Putin continued: “The world has entered a period of revolutionary transformations, they are of a fundamental nature, new centers of development are forming, which are ready not only to declare their interests, but also to defend them. Coming from Putin, these remarks have a manifestly demagogic character. Apart from the leaders of the imperialist powers, no one fears revolution more than the Russian oligarchy. However, Putin seeks, in the hope of broadening support for the war, to exploit popular hatred of imperialism by portraying his government as a defender of national independence.
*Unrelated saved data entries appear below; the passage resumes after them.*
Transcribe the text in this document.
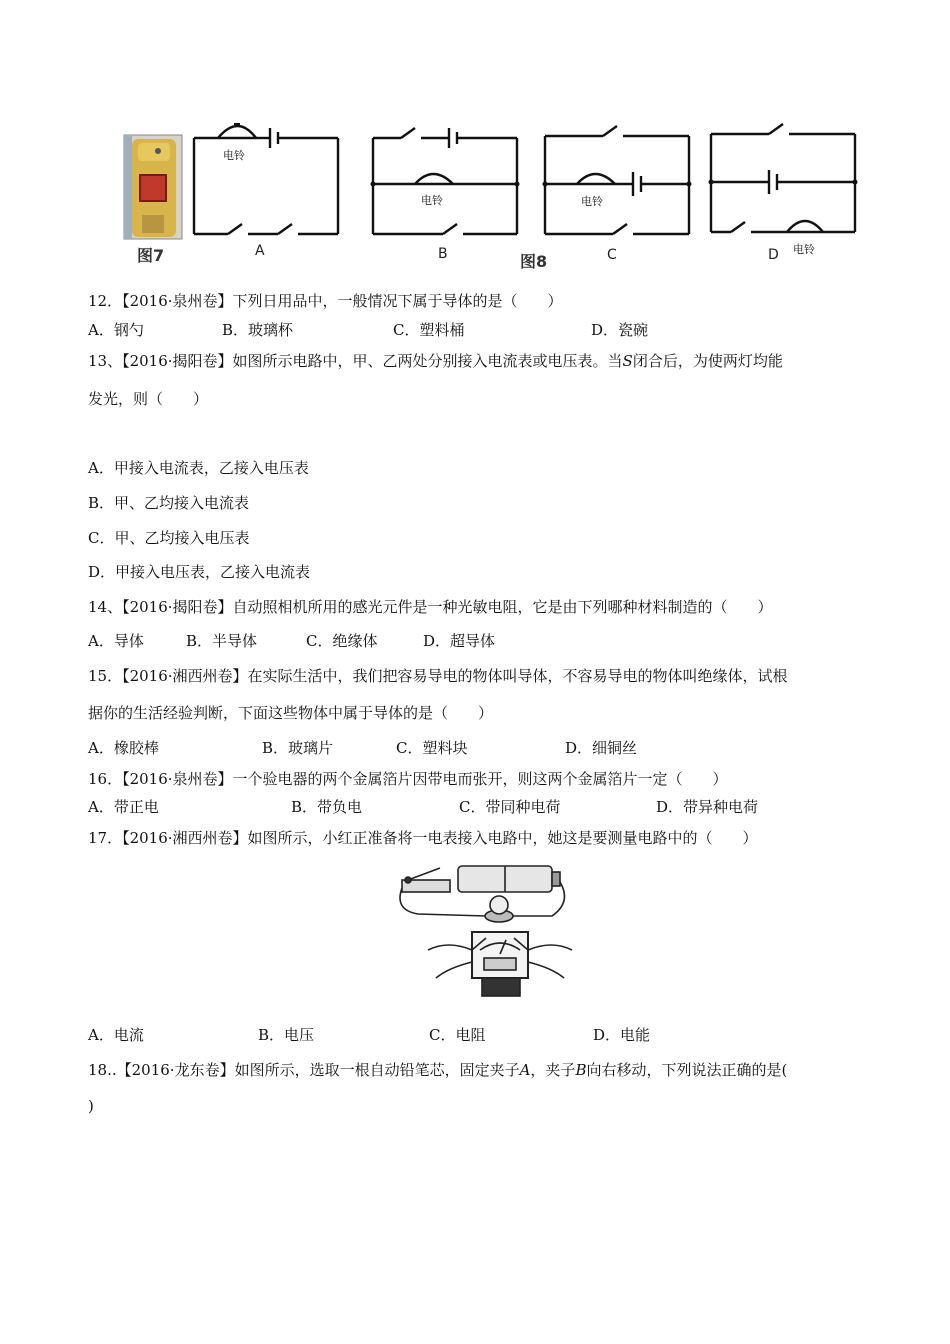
图7
电铃
A
电铃
B	图8
电铃
C	电铃
D
12．【2016·泉州卷】下列日用品中，一般情况下属于导体的是（　　）
A．钢勺	B．玻璃杯	C．塑料桶	D．瓷碗
13、【2016·揭阳卷】如图所示电路中，甲、乙两处分别接入电流表或电压表。当S闭合后，为使两灯均能
发光，则（　　）
A．甲接入电流表，乙接入电压表
B．甲、乙均接入电流表
C．甲、乙均接入电压表
D．甲接入电压表，乙接入电流表
14、【2016·揭阳卷】自动照相机所用的感光元件是一种光敏电阻，它是由下列哪种材料制造的（　　）
A．导体	B．半导体	C．绝缘体	D．超导体
15．【2016·湘西州卷】在实际生活中，我们把容易导电的物体叫导体，不容易导电的物体叫绝缘体，试根
据你的生活经验判断，下面这些物体中属于导体的是（　　）
A．橡胶棒	B．玻璃片	C．塑料块	D．细铜丝
16．【2016·泉州卷】一个验电器的两个金属箔片因带电而张开，则这两个金属箔片一定（　　）
A．带正电	B．带负电	C．带同种电荷	D．带异种电荷
17．【2016·湘西州卷】如图所示，小红正准备将一电表接入电路中，她这是要测量电路中的（　　）
A．电流	B．电压	C．电阻	D．电能
18..【2016·龙东卷】如图所示，选取一根自动铅笔芯，固定夹子A，夹子B向右移动，下列说法正确的是(
)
Putin did not mention that his concern was not the independence of the Russian people, but the independence and right of the Russian oligarchy to exploit Russia’s natural resources and working class regardless of the opinion of its “Western partners”.
Putin ended his speech by quoting these words from far-right Russian nationalist ideologue Ivan Ilyin, who supported the struggle of the White armies against the Bolsheviks’ Red Army during the Civil War:
“If I consider my homeland to be Russia, it means that I love, contemplate and think in Russian, sing and speak in Russian; that I believe in the spiritual forces of the Russian people and that I accept their historical destiny with my instinct and my will. His spirit is my spirit; his destiny is my destiny; his suffering is my pain; its development is my joy.
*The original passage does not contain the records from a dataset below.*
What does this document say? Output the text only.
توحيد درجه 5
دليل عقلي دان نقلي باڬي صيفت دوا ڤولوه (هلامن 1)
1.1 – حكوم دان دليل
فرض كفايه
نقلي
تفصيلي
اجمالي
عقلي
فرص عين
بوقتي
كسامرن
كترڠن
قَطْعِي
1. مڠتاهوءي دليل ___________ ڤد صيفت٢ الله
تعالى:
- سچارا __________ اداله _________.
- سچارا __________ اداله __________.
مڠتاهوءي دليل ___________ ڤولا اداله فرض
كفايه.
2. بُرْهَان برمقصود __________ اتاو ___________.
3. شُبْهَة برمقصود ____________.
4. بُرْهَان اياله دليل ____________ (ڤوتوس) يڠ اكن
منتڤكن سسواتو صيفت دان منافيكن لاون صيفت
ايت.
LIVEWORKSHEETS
On Friday, Ukraine submitted an application for accelerated NATO membership, which further aggravated the conflict. The course of the proxy war between Russia and NATO in Ukraine threatens to degenerate into an open conflict in which the use of nuclear weapons is possible. All this once again underlines the madness of the ruling classes of all capitalist countries.
Ultimately, all of Putin’s statements point to his basing his response to the onslaught of imperialism on national-chauvinism. It cannot be otherwise since Putin embodies the regime of capitalist restoration in Russia. Its reactionary policies reflect the socio-economic role of the ruling Russian oligarchy, which emerged after the collapse of the Soviet Union due to the false and blatantly counter-revolutionary policies of Stalinism.
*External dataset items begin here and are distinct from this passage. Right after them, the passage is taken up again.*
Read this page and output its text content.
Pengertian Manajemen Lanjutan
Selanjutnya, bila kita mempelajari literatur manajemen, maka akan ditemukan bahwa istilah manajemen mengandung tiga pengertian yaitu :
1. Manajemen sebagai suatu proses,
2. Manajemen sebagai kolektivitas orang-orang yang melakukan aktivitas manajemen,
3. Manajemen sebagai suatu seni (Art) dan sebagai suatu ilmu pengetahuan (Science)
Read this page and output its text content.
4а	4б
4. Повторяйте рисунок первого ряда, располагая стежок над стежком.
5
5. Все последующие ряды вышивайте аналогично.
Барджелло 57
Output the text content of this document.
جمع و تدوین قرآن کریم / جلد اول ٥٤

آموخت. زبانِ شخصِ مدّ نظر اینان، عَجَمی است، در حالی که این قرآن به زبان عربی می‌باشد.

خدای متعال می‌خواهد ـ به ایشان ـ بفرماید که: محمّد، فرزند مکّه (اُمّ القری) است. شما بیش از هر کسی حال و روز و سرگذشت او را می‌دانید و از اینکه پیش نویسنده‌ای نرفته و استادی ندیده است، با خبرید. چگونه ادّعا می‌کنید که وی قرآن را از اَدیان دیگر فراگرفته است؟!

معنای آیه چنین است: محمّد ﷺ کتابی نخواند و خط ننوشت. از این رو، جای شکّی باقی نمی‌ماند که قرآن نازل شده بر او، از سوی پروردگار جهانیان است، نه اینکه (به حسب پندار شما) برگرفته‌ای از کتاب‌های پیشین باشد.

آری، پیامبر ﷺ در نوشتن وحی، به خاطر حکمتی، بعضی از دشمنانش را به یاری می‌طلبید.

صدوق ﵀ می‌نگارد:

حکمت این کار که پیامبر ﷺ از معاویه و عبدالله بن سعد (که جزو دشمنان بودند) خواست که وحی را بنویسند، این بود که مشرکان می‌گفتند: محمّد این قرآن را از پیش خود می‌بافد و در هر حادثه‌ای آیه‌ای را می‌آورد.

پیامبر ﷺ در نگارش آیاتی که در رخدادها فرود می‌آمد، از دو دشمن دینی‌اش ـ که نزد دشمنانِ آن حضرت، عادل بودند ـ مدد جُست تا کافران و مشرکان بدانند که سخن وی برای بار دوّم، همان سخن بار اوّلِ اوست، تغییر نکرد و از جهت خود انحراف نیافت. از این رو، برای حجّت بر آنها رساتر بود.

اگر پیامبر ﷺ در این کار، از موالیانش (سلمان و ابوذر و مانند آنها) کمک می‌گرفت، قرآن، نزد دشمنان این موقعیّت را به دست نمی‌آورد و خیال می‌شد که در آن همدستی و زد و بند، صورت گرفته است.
But the fight against imperialist war requires a revolutionary strategy. This is only possible on the basis of the principles the Bolsheviks adhered to when they made the October Revolution in 1917. The essence of these principles is to mobilize the working class against capitalist governments around the world on a program of world socialist revolution. The resolution of all the contradictions of capitalism and the problems it engenders is only possible within the framework of an international reorganization of society, or rather a reorganization of the whole economy, not for private profit but for the satisfaction of social needs.
This inevitably brings us to the question of resolving the crisis of revolutionary leadership in the working class. Only the Trotskyist movement represents a true revolutionary vanguard movement of the working class. It is on this basis that the building of the sections of the International Committee of the Fourth International in Russia, in Ukraine and in the world must take place.